Existe el riesgo, muy generalizado en nuestro tiempo, de ver lo moral bajo el prisma de una luz condicionada por la costumbre: el “cambio de valores” se considera como necesario para “sobrevivir” y, con este criterio, se quiere justificar la contradicción entre lo que se piensa y lo que se hace, de tal manera que el valor de una virtud depende de su conveniencia.
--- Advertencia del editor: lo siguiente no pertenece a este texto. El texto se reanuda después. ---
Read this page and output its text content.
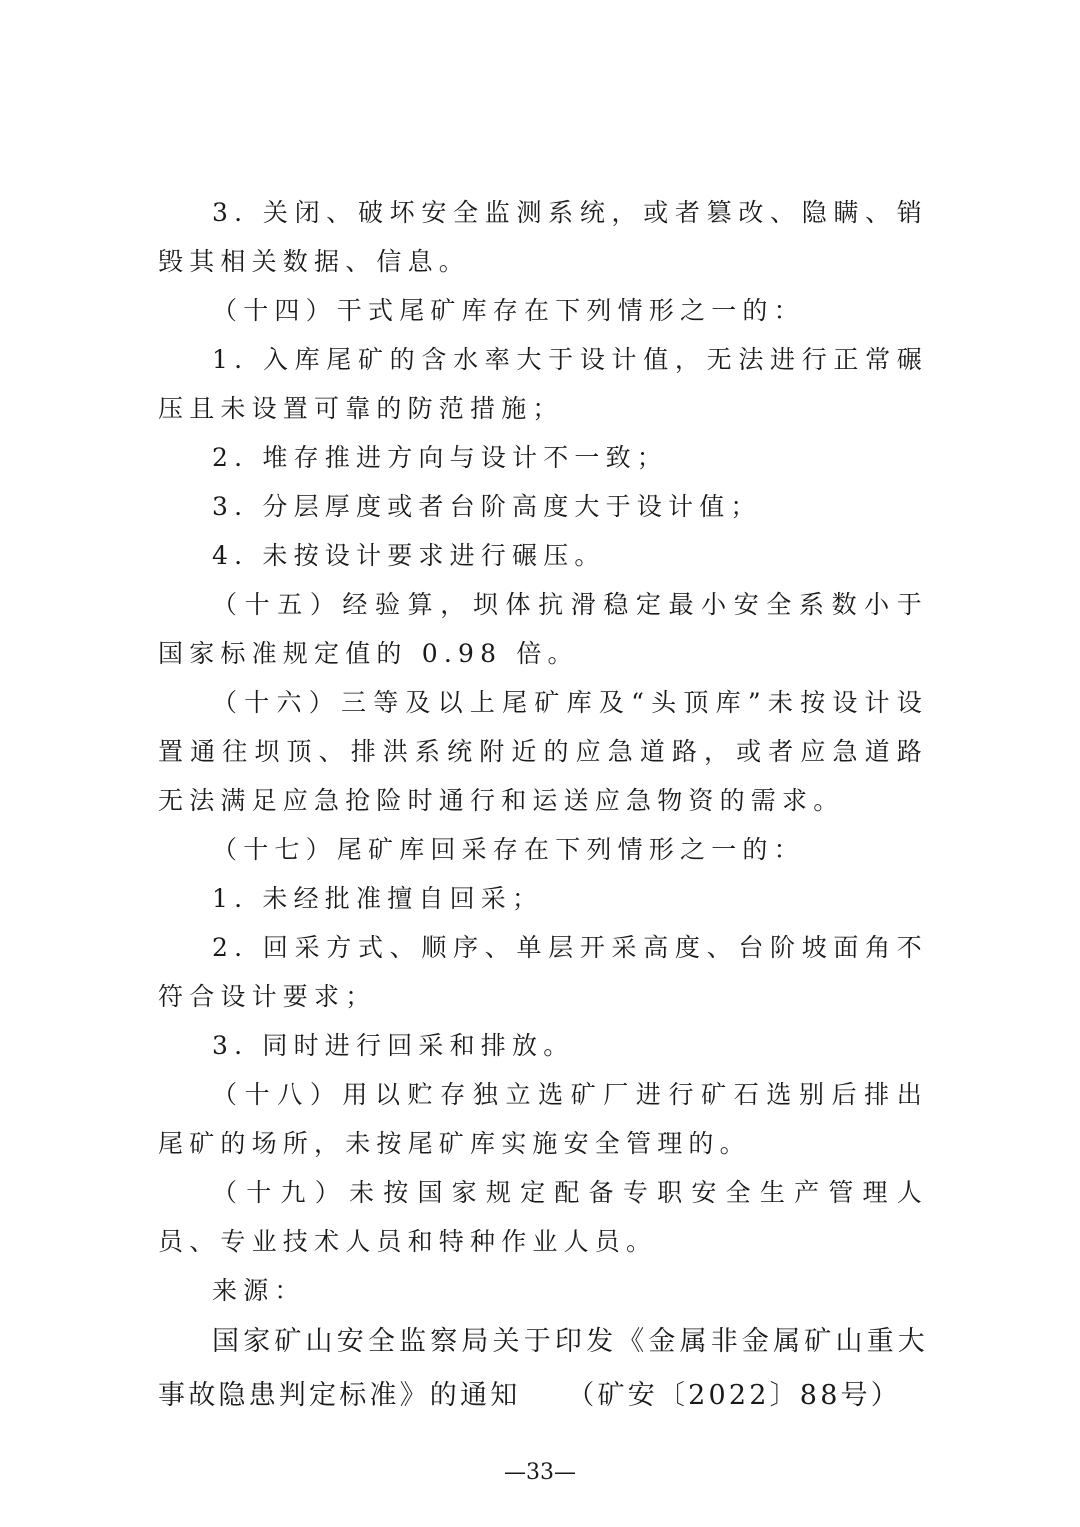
3. 关闭、破坏安全监测系统，或者篡改、隐瞒、销毁其相关数据、信息。

（十四）干式尾矿库存在下列情形之一的：

1. 入库尾矿的含水率大于设计值，无法进行正常碾压且未设置可靠的防范措施；

2. 堆存推进方向与设计不一致；

3. 分层厚度或者台阶高度大于设计值；

4. 未按设计要求进行碾压。

（十五）经验算，坝体抗滑稳定最小安全系数小于国家标准规定值的 0.98 倍。

（十六）三等及以上尾矿库及“头顶库”未按设计设置通往坝顶、排洪系统附近的应急道路，或者应急道路无法满足应急抢险时通行和运送应急物资的需求。

（十七）尾矿库回采存在下列情形之一的：

1. 未经批准擅自回采；

2. 回采方式、顺序、单层开采高度、台阶坡面角不符合设计要求；

3. 同时进行回采和排放。

（十八）用以贮存独立选矿厂进行矿石选别后排出尾矿的场所，未按尾矿库实施安全管理的。

（十九）未按国家规定配备专职安全生产管理人员、专业技术人员和特种作业人员。

来源：

国家矿山安全监察局关于印发《金属非金属矿山重大事故隐患判定标准》的通知　　（矿安〔2022〕88号）

—33—
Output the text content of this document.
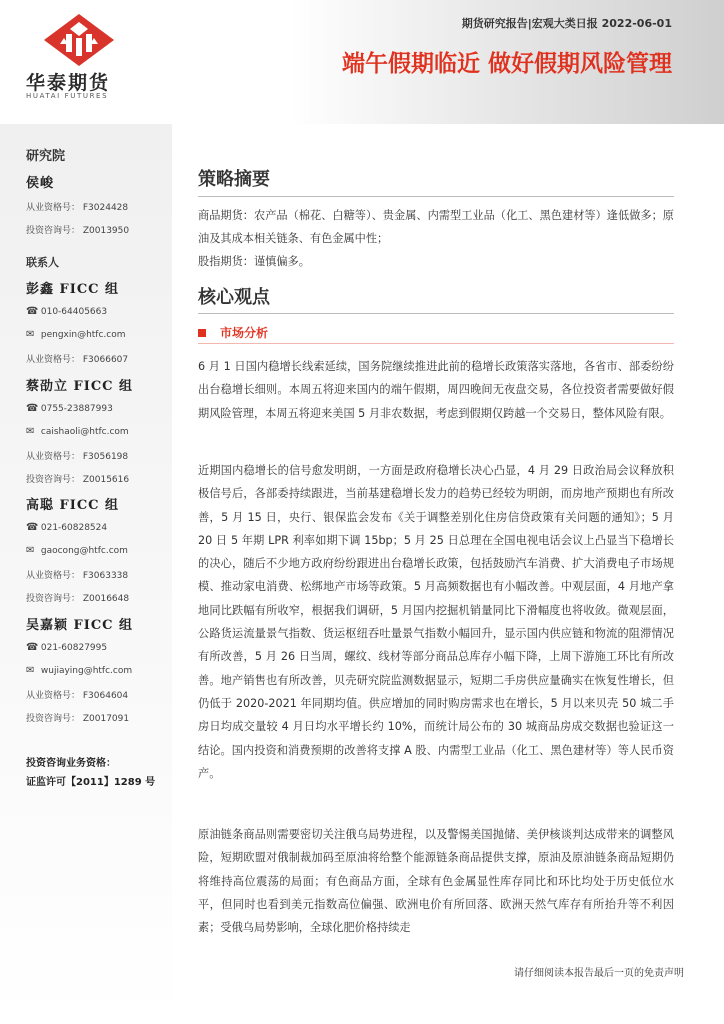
华泰期货
HUATAI FUTURES
期货研究报告|宏观大类日报 2022-06-01
端午假期临近 做好假期风险管理
研究院
侯峻
从业资格号： F3024428
投资咨询号： Z0013950
联系人
彭鑫 FICC 组
☎
010-64405663
✉
pengxin@htfc.com
从业资格号： F3066607
蔡劭立 FICC 组
☎
0755-23887993
✉
caishaoli@htfc.com
从业资格号： F3056198
投资咨询号： Z0015616
高聪 FICC 组
☎
021-60828524
✉
gaocong@htfc.com
从业资格号： F3063338
投资咨询号： Z0016648
吴嘉颖 FICC 组
☎
021-60827995
✉
wujiaying@htfc.com
从业资格号： F3064604
投资咨询号： Z0017091
投资咨询业务资格：
证监许可【2011】1289 号
策略摘要
商品期货：农产品（棉花、白糖等）、贵金属、内需型工业品（化工、黑色建材等）逢低做多；原油及其成本相关链条、有色金属中性；
股指期货：谨慎偏多。
核心观点
市场分析
6 月 1 日国内稳增长线索延续，国务院继续推进此前的稳增长政策落实落地，各省市、部委纷纷出台稳增长细则。本周五将迎来国内的端午假期，周四晚间无夜盘交易，各位投资者需要做好假期风险管理，本周五将迎来美国 5 月非农数据，考虑到假期仅跨越一个交易日，整体风险有限。
近期国内稳增长的信号愈发明朗，一方面是政府稳增长决心凸显，4 月 29 日政治局会议释放积极信号后，各部委持续跟进，当前基建稳增长发力的趋势已经较为明朗，而房地产预期也有所改善，5 月 15 日，央行、银保监会发布《关于调整差别化住房信贷政策有关问题的通知》；5 月 20 日 5 年期 LPR 利率如期下调 15bp；5 月 25 日总理在全国电视电话会议上凸显当下稳增长的决心，随后不少地方政府纷纷跟进出台稳增长政策，包括鼓励汽车消费、扩大消费电子市场规模、推动家电消费、松绑地产市场等政策。5 月高频数据也有小幅改善。中观层面，4 月地产拿地同比跌幅有所收窄，根据我们调研，5 月国内挖掘机销量同比下滑幅度也将收敛。微观层面，公路货运流量景气指数、货运枢纽吞吐量景气指数小幅回升，显示国内供应链和物流的阻滞情况有所改善，5 月 26 日当周，螺纹、线材等部分商品总库存小幅下降，上周下游施工环比有所改善。地产销售也有所改善，贝壳研究院监测数据显示，短期二手房供应量确实在恢复性增长，但仍低于 2020-2021 年同期均值。供应增加的同时购房需求也在增长，5 月以来贝壳 50 城二手房日均成交量较 4 月日均水平增长约 10%，而统计局公布的 30 城商品房成交数据也验证这一结论。国内投资和消费预期的改善将支撑 A 股、内需型工业品（化工、黑色建材等）等人民币资产。
原油链条商品则需要密切关注俄乌局势进程，以及警惕美国抛储、美伊核谈判达成带来的调整风险，短期欧盟对俄制裁加码至原油将给整个能源链条商品提供支撑，原油及原油链条商品短期仍将维持高位震荡的局面；有色商品方面，全球有色金属显性库存同比和环比均处于历史低位水平，但同时也看到美元指数高位偏强、欧洲电价有所回落、欧洲天然气库存有所抬升等不利因素；受俄乌局势影响，全球化肥价格持续走
请仔细阅读本报告最后一页的免责声明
Pero, quiérase o no, moralidad y responsabilidad van inseparablemente unidas y, con la responsabilidad, la libertad.

Una evidencia contundente sobre el predominio de este relativismo moral en el mundo de hoy, la constituye el hecho de que se consideren más importantes ciertos valores naturales que los propiamente morales e incluso que los sobrenaturales.

Los valores morales tienen primacía sobre los valores naturales; por encima de la inteligencia, la vitalidad y la fortaleza, están la bondad, la honradez y la justicia. Esto ya era reconocido por los grandes filósofos de la antigüedad, como Sócrates y Platón, quienes afirmaron que es mejor sufrir una injusticia que hacerla, así como la maldad es peor que la ignorancia, la enfermedad y la muerte.

Los valores morales son siempre personales. Sólo pueden darse en el hombre y ser realizados por éste. Un objeto material, como un auto o una casa, no puede ser moralmente bueno o malo; así como tampoco puede serlo un perro o un árbol. Únicamente el hombre, como ser libre y responsable en su actividad y en su conducta, en su voluntad y en sus intenciones, en su pensamiento y en sus sentimientos, puede ser moralmente bueno o malo. Por eso, más importante aún que toda producción de bienes, así sean culturales o científicos, es el mismo ser del hombre, la persona iluminada por los valores morales.

Cuando alguien permanece ciego ante los valores morales de una persona; cuando alguien no distingue el valor —cimentado en la verdad— del no-valor —anclado en el error—; cuando alguien no comprende el valor de una vida humana o el no-valor de una injusticia, es incapaz de ser moralmente bueno. En la medida en que todo el interés de un ser humano se reduce a considerar si algo le satisface o no, si le resulta placentero o no, si le parece divertido o no, en vez de preguntarse si tiene sentido en sí mismo, si es bello y bueno, si es valioso, en esa medida no hay posibilidad alguna de ser moralmente bueno.

Dietrich von Hildebrand. Santidad y virtud en el mundo. RIALP, col. Patmos 144, Madrid, 1972.